La guerra había terminado. A decir verdad, Pompeyo la había liquidado prácticamente con la batalla en que venció al rey del Ponto en el mismo lugar donde luego levantó Nicópolis. Los demás años se había dedicado a reorganizar una zona en la que ya habían realizado una labor de zapa antes que él otros generales, como Lúculo.
¿Podría haber continuado Pompeyo su campaña? Más allá del Éufrates se extendía el imperio parto. Aunque había llegado a varios acuerdos con el rey Fraates, nadie como un romano para encontrar un
casus belli
allí donde hiciera falta. Pero seguramente Pompeyo pensó que eso sería alejarse demasiado del Mediterráneo, y sabía asimismo que Partia era un rival mucho más poderoso que los pequeños reinos con los que se había ido enfrentando.

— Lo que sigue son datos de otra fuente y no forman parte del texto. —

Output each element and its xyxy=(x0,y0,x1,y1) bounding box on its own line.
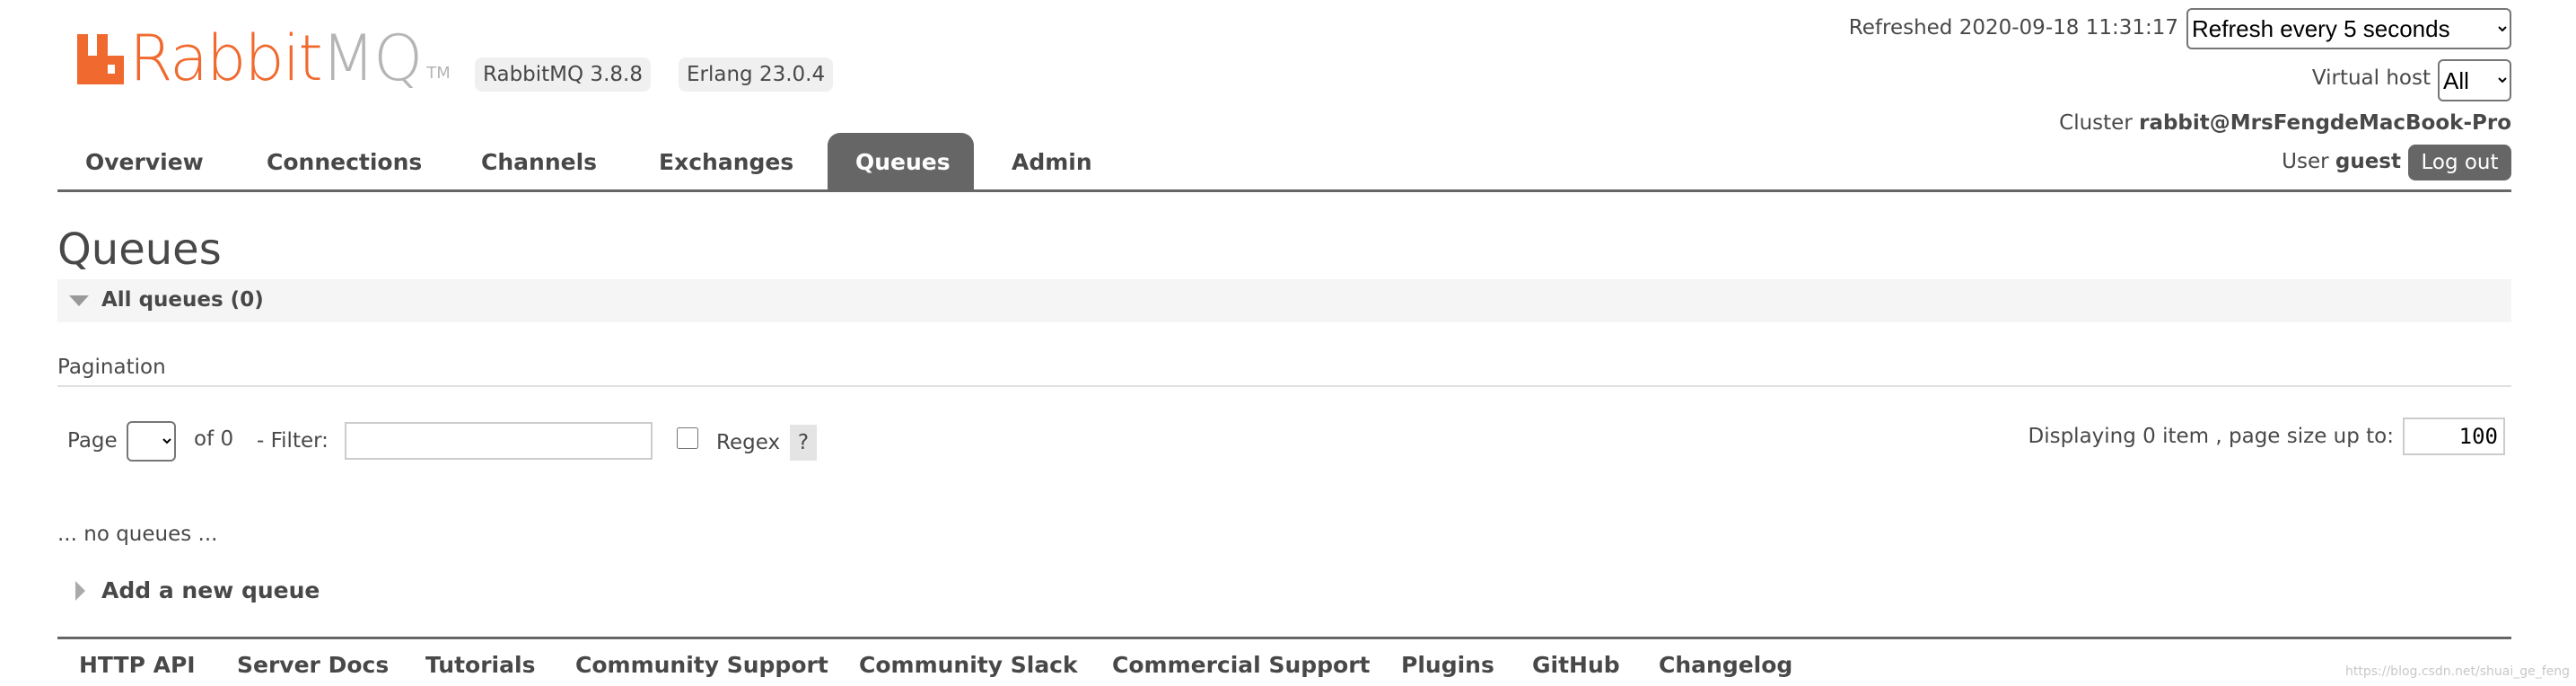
displaying-info: Displaying 0 item , page size up to: xyxy=(2028,425,2395,448)
no-queues-message: ... no queues ... xyxy=(57,523,218,546)
footer-link-http-api[interactable]: HTTP API xyxy=(79,652,196,678)
page-select[interactable] xyxy=(127,421,176,462)
add-queue-label: Add a new queue xyxy=(101,577,320,603)
pagination-label: Pagination xyxy=(57,356,166,379)
footer-divider xyxy=(57,637,2511,639)
page-size-input[interactable] xyxy=(2403,418,2505,455)
cluster-info: Cluster rabbit@MrsFengdeMacBook-Pro xyxy=(2059,111,2511,135)
all-queues-section-header[interactable]: All queues (0) xyxy=(57,279,2511,322)
tab-channels[interactable]: Channels xyxy=(453,133,625,189)
logo-text-mq: MQ xyxy=(320,22,423,95)
logout-button[interactable]: Log out xyxy=(2408,145,2511,180)
footer-link-community-support[interactable]: Community Support xyxy=(575,652,828,678)
page-label: Page xyxy=(67,429,118,453)
regex-checkbox[interactable] xyxy=(677,427,698,449)
version-badge: RabbitMQ 3.8.8 xyxy=(475,57,651,92)
cluster-label: Cluster xyxy=(2059,111,2133,135)
regex-help-button[interactable]: ? xyxy=(790,425,817,461)
collapse-triangle-icon xyxy=(69,295,89,306)
footer-link-community-slack[interactable]: Community Slack xyxy=(859,652,1078,678)
section-title: All queues (0) xyxy=(101,288,264,312)
rabbitmq-logo[interactable]: Rabbit MQ TM xyxy=(77,22,451,95)
footer-link-tutorials[interactable]: Tutorials xyxy=(425,652,535,678)
expand-triangle-icon xyxy=(75,581,85,601)
page-title: Queues xyxy=(57,224,222,275)
virtual-host-label: Virtual host xyxy=(2311,66,2431,90)
logo-tm: TM xyxy=(426,64,451,83)
rabbit-logo-icon xyxy=(77,34,124,84)
filter-label: - Filter: xyxy=(257,429,329,453)
filter-input[interactable] xyxy=(345,422,653,460)
erlang-badge: Erlang 23.0.4 xyxy=(679,57,834,92)
watermark: https://blog.csdn.net/shuai_ge_feng xyxy=(2345,664,2571,679)
footer-link-github[interactable]: GitHub xyxy=(1532,652,1620,678)
virtual-host-select[interactable]: All xyxy=(2438,59,2511,101)
tab-overview[interactable]: Overview xyxy=(57,133,232,189)
of-pages: of 0 xyxy=(194,427,234,451)
tab-exchanges[interactable]: Exchanges xyxy=(631,133,821,189)
refreshed-timestamp: Refreshed 2020-09-18 11:31:17 xyxy=(1848,16,2178,40)
pagination-divider xyxy=(57,385,2511,387)
tab-admin[interactable]: Admin xyxy=(984,133,1120,189)
regex-label[interactable]: Regex xyxy=(716,431,780,454)
footer-link-plugins[interactable]: Plugins xyxy=(1401,652,1494,678)
footer-link-commercial-support[interactable]: Commercial Support xyxy=(1112,652,1371,678)
cluster-name: rabbit@MrsFengdeMacBook-Pro xyxy=(2139,111,2511,135)
footer-link-changelog[interactable]: Changelog xyxy=(1659,652,1792,678)
nav-divider xyxy=(57,189,2511,192)
tab-queues[interactable]: Queues xyxy=(828,133,974,189)
refresh-interval-select[interactable]: Refresh every 5 seconds xyxy=(2186,8,2511,49)
logo-text-rabbit: Rabbit xyxy=(129,22,323,95)
tab-connections[interactable]: Connections xyxy=(239,133,450,189)
user-info: User guest xyxy=(2282,150,2401,173)
user-name: guest xyxy=(2335,150,2401,173)
footer-link-server-docs[interactable]: Server Docs xyxy=(237,652,389,678)
user-label: User xyxy=(2282,150,2329,173)
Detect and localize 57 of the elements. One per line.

Era hora de regresar a casa. A Pompeyo le aguardaba un triunfo que él sabría convertir en el más espectacular de la historia, en esta ocasión sin necesidad de elefantes. También confiaba en que el senado atendería sus razonables peticiones: entregar tierras a sus soldados veteranos y ratificar los tratados que con tanto trabajo y atención al mínimo detalle había firmado con las naciones de Oriente. Todos, en fin, lo reconocerían como el primer hombre de Roma, el general más grande de su tiempo y de todos los tiempos (que lo fuera o no ya era otra cuestión).
No tardaría en sufrir una amarga decepción.
M
ientras Pompeyo guerreaba en Oriente, César seguía subiendo en el
cursus honorum
. En el año 65 su edad le permitió presentarse a edil. Había cuatro ediles, dos obligatoriamente plebeyos y dos que podían ser patricios o plebeyos, conocidos como «curules». La llamada lucha de los órdenes de principios de la República había dado lugar a una especie de discriminación positiva, de modo que en la época de César a veces resultaba más conveniente ser plebeyo que patricio: los plebeyos podían ser tribunos de la plebe y tenían abiertas todas las demás magistraturas, mientras que los patricios no podían ocupar más de la mitad de los puestos de un año.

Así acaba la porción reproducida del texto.